El otro, un ferviente aristotélico, de los que ya no quedan, el mismo que me introdujo a la Metafísica en mis 16 años. La desilusión fue inexorable, porque la vida y el transcurso de la vida lo son. El siempre creyó que la verdad se encontraba en la realidad; por lo cuál, ambos, Verdad y Realidad, se sostenían como valores absolutos. Yo siempre supuse lo contrario, que son términos nominales, de importancia dialéctica o retórica, pero sin valor real; que históricamente identifican un vector de poder. Así, no es la realidad lo que fundamenta la verdad, sino lo inverso, es la verdad –inculcada- lo que estipula la realidad vivida. Claro que con todo esto estamos hablando de una realidad que trasciende los átomos, las moléculas, y las piedras; estamos hablando de algo quizás más importante: de la concepción del pensamiento.
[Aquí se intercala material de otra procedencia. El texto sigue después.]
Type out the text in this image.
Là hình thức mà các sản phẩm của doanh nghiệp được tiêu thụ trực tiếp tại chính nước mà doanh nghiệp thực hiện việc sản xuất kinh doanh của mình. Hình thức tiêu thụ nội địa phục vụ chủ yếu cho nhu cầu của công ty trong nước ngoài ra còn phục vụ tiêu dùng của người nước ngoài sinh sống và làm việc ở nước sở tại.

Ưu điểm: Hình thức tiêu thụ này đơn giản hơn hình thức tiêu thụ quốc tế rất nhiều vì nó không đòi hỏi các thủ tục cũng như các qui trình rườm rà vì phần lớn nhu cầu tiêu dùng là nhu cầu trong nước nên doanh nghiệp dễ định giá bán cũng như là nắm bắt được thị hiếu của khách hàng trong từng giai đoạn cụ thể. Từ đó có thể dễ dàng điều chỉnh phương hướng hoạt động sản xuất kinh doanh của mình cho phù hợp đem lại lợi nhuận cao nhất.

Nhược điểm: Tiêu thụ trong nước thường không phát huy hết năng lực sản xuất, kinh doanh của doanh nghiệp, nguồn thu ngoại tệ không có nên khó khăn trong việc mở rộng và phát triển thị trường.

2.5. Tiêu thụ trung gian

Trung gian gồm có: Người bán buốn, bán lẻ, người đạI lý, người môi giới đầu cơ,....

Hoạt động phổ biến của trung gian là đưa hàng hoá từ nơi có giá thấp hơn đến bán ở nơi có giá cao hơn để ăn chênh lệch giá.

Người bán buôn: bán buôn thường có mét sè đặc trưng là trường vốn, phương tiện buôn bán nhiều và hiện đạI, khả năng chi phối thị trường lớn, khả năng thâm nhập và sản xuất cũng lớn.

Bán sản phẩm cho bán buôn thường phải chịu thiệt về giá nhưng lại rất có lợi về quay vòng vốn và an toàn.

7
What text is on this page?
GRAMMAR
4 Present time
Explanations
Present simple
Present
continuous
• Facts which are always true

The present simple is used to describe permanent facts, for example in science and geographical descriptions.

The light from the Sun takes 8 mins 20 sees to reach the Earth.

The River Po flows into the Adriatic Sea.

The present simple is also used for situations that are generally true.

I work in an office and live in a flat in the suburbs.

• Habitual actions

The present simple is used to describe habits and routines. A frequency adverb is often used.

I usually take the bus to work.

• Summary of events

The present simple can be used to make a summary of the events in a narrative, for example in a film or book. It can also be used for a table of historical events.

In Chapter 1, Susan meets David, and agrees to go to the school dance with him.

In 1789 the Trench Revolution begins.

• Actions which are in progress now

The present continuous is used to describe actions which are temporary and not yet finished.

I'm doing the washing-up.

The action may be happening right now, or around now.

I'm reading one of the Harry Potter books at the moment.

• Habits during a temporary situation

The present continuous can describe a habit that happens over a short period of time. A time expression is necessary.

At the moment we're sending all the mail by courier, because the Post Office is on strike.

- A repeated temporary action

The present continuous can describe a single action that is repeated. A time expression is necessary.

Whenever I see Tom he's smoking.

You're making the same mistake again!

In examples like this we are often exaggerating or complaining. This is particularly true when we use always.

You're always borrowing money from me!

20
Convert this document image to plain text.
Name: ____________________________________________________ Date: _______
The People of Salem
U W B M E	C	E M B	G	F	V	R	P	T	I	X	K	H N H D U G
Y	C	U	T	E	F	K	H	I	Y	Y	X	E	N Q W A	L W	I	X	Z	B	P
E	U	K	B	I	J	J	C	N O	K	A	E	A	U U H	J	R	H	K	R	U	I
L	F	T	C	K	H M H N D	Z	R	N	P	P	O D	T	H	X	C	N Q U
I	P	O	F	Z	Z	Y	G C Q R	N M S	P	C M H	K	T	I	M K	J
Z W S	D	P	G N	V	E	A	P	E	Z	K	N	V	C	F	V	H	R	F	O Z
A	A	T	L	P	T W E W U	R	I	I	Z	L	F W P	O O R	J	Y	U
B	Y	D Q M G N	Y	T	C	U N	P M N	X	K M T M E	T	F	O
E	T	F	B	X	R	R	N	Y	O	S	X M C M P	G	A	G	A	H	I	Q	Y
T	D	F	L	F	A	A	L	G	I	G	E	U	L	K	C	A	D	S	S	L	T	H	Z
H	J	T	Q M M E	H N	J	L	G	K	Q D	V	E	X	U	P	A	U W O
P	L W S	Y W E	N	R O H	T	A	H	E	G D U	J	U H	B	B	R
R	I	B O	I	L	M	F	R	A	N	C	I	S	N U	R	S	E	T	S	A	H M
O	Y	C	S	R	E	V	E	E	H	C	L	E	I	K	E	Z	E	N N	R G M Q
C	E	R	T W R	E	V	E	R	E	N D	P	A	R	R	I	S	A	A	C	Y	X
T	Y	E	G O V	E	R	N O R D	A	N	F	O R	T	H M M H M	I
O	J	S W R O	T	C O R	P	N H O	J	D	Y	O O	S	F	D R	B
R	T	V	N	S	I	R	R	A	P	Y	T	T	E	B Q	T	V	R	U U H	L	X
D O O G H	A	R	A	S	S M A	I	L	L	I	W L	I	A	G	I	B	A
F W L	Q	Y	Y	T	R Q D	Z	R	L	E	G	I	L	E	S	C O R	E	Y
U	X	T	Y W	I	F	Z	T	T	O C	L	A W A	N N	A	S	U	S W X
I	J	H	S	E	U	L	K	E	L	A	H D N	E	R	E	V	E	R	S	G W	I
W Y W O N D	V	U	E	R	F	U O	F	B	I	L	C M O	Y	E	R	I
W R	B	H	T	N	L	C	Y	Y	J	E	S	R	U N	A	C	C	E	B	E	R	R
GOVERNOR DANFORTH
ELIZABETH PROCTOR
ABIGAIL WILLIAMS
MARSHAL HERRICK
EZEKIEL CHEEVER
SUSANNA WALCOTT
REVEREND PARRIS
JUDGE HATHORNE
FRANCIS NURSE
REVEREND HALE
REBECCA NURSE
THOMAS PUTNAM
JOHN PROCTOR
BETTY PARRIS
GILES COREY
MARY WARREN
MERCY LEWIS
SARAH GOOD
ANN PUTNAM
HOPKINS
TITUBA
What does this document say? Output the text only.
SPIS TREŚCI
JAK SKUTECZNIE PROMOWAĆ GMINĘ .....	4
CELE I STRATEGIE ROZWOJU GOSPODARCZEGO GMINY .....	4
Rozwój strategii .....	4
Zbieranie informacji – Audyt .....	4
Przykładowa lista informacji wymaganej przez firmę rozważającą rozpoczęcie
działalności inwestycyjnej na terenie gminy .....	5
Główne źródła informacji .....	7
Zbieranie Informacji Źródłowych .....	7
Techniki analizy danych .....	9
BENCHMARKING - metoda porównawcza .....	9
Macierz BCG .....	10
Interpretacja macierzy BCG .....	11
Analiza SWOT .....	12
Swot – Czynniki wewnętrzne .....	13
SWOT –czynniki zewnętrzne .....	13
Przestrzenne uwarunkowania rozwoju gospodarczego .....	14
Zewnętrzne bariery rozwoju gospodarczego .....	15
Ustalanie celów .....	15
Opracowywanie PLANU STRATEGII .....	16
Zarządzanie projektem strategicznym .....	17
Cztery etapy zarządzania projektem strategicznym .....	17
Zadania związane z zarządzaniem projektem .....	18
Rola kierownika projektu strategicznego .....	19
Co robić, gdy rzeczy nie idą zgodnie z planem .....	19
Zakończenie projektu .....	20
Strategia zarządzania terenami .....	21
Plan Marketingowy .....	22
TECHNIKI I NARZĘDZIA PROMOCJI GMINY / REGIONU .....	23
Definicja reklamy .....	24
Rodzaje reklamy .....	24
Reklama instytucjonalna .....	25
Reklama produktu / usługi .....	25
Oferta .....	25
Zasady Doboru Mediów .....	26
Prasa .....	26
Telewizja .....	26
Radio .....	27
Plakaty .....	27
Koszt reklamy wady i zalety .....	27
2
Daniel, con todo el afecto que un alumno puede sentir por su maestro, desapareció de mi vida hace varios años ya, sin embargo tengo la certeza de que su pensamiento no ha cambiado un ápice en todos estos años. El seguirá hablando de causas eficientes, y finales, escribiendo con su letra redonda, que “Todo hombre, por naturaleza, desea conocer”, y que la Verdad es una sola. También creo que aun se sentirá decepcionado de este mal alumno, que siempre vio las cosas de manera harto distintas. Aun recuerdo cuando con sorna me llamaba “Sofista”, término que adopté, pero dándole una significancia positiva, como para que su derrota no fuera ya complementaria, sino total.
Aun, después de tantos años, miro hacia atrás, y veo a aquellos dos grandes hombres –cada cual a su modo-, con los que alguna vez estuve de acuerdo. Y aunque hoy nuestras diferencias son tajantes, no puedo dejar de divisarlos con cariño, así como los ancianos recuerdan su infancia en esa tierra lejana y ya cubierta de malezas que se llama inocencia.